Spinoso, an outside management company, took over day-to-day operations in the meantime.
The property got some care on the way out: $250,000 in new air-conditioning units in 2019.
The same year, Chick-fil-A left the food court.
The sale closed in early 2020.
A New York-based group of Namdar Realty Group, Mason Asset Management, and CH Capital Group paid $24 million.
A mall built and run by Montgomery families for 43 years now belonged to a national portfolio of aging mall properties.
Movies come back for two years
One of the new owners' first visible projects was the dark theater.
Renovation work was planned in December 2020, and on May 21, 2021, GQT Movies reopened the eight-screen cinema.
The comeback was short.
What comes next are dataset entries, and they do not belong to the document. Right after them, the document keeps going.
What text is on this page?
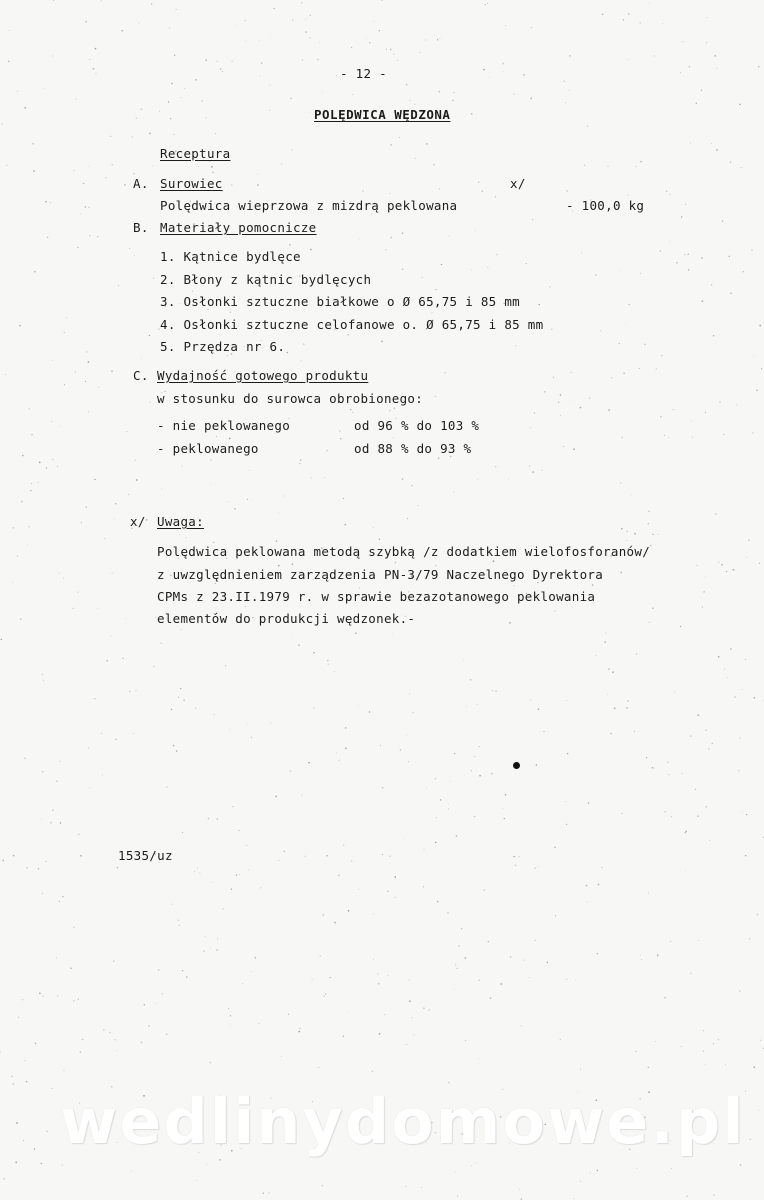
- 12 -
POLĘDWICA WĘDZONA
Receptura
A. Surowiec	x/
Polędwica wieprzowa z mizdrą peklowana	- 100,0 kg
B. Materiały pomocnicze
1. Kątnice bydlęce
2. Błony z kątnic bydlęcych
3. Osłonki sztuczne białkowe o Ø 65,75 i 85 mm
4. Osłonki sztuczne celofanowe o. Ø 65,75 i 85 mm
5. Przędza nr 6.
C. Wydajność gotowego produktu
w stosunku do surowca obrobionego:
- nie peklowanego	od 96 % do 103 %
- peklowanego	od 88 % do 93 %
x/ Uwaga:
Polędwica peklowana metodą szybką /z dodatkiem wielofosforanów/
z uwzględnieniem zarządzenia PN-3/79 Naczelnego Dyrektora
CPMs z 23.II.1979 r. w sprawie bezazotanowego peklowania
elementów do produkcji wędzonek.-
1535/uz
wedlinydomowe.pl
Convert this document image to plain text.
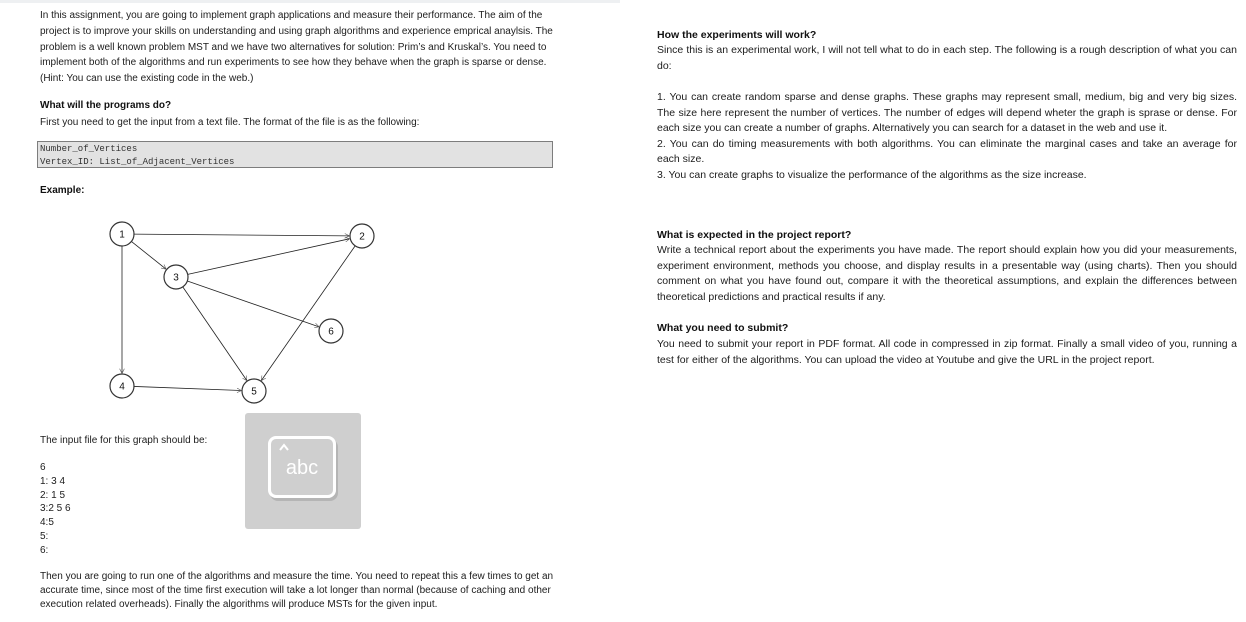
In this assignment, you are going to implement graph applications and measure their performance. The aim of the project is to improve your skills on understanding and using graph algorithms and experience emprical anaylsis. The problem is a well known problem MST and we have two alternatives for solution: Prim’s and Kruskal’s. You need to implement both of the algorithms and run experiments to see how they behave when the graph is sparse or dense. (Hint: You can use the existing code in the web.)

What will the programs do?

First you need to get the input from a text file. The format of the file is as the following:

Number_of_Vertices
Vertex_ID: List_of_Adjacent_Vertices

Example:

1	2
3
4	5
6

The input file for this graph should be:

6
1: 3 4
2: 1 5
3:2 5 6
4:5
5:
6:
abc

Then you are going to run one of the algorithms and measure the time. You need to repeat this a few times to get an accurate time, since most of the time first execution will take a lot longer than normal (because of caching and other execution related overheads). Finally the algorithms will produce MSTs for the given input.

How the experiments will work?

Since this is an experimental work, I will not tell what to do in each step. The following is a rough description of what you can do:

1. You can create random sparse and dense graphs. These graphs may represent small, medium, big and very big sizes. The size here represent the number of vertices. The number of edges will depend wheter the graph is sprase or dense. For each size you can create a number of graphs. Alternatively you can search for a dataset in the web and use it.
2. You can do timing measurements with both algorithms. You can eliminate the marginal cases and take an average for each size.
3. You can create graphs to visualize the performance of the algorithms as the size increase.

What is expected in the project report?

Write a technical report about the experiments you have made. The report should explain how you did your measurements, experiment environment, methods you choose, and display results in a presentable way (using charts). Then you should comment on what you have found out, compare it with the theoretical assumptions, and explain the differences between theoretical predictions and practical results if any.

What you need to submit?

You need to submit your report in PDF format. All code in compressed in zip format. Finally a small video of you, running a test for either of the algorithms. You can upload the video at Youtube and give the URL in the project report.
By late 2023, the theater had closed again, after another short run.
The building had now spent more of the 2010s and 2020s dark than lit, leaving Chuck E. Cheese and the rink as the mall's remaining entertainment draws.
The ice finally melts
By 2022, the Ice Palace had been running for more than 40 years, and it was losing the fight with physics.
Repairs were costing up to $50,000 a year.
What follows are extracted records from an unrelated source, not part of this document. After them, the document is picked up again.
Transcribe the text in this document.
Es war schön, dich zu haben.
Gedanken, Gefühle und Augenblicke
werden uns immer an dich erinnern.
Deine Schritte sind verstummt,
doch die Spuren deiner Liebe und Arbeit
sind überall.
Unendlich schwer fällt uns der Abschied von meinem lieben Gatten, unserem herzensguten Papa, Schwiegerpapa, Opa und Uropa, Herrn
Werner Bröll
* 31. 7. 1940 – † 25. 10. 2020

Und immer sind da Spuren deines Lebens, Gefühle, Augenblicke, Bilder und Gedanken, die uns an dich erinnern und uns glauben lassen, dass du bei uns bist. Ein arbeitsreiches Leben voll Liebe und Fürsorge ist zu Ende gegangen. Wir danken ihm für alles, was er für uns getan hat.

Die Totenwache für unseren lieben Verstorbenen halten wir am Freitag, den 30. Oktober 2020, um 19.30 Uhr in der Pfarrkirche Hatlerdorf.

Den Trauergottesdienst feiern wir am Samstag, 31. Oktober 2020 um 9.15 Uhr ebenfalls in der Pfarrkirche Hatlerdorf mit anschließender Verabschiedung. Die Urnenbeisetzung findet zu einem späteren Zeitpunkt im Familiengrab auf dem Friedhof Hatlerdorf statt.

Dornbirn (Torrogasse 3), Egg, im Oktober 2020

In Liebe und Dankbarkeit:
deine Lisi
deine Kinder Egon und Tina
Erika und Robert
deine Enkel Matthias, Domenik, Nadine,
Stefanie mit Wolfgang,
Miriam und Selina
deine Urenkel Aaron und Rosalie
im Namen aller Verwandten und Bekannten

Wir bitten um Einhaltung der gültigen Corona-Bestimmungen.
When the ice began to melt, management decided to pull the system out rather than fix it, a job that meant removing the tubing, the sand, and the moisture sealant under the surface.
What replaced it opened in December 2022 as Roller Palace, with a ribbon-cutting that included Montgomery's roller derby team.
The hard floor could host things the ice never could: roller skating, derby bouts, pickleball, concerts, boxing matches.
The mall's signature attraction was gone after 45 years, but the space at the center of the building stayed loud.

The big box empties a third time
In October 2024, At Home confirmed its Eastdale store would close by the end of the year, seven years after moving in.
The 105,000-square-foot box had now cycled through Montgomery Ward, Sears, and At Home since 1977, and it sat empty again.
Filling it is the biggest open question on the property, because an anchor vacancy of that size drags on everything around it: foot traffic, leasing, and the case for coming to the mall at all.
Eastdale Mall in 2026
The mall is still open in 2026, still Montgomery's only operating enclosed mall, and still anchored by three department stores: Belk, JCPenney, and a Dillard's running as a Clearance Center rather than a full-line store.
The property is marketed at 759,600 square feet of leasable space; older figures put it at 964,700 square feet, a gap that reflects changes in ownership and how the anchors get counted.
Around 100,000 vehicles a day pass the corner of Atlanta Highway and Eastern Boulevard, and some of them still turn in.
Chuck E. Cheese's, LensCrafters, Bath & Body Works, Jay Jewelers, Cinnabon, and a rotating cast of local tenants still occupy pieces of the corridors, and 2023 brought a stretch with no inline vacancies and a waiting list.
Roller Palace carries the entertainment role the Ice Palace held for four decades, hosting skate nights, derby, and events.
What draws people now is smaller and more local than what drew them in 1977: a birthday party at the arcade, a skate session, a jewelry counter, a department-store errand.
The empty At Home box and the dark theater are the property's open problems.
The skaters circling the old rink floor are its working answer.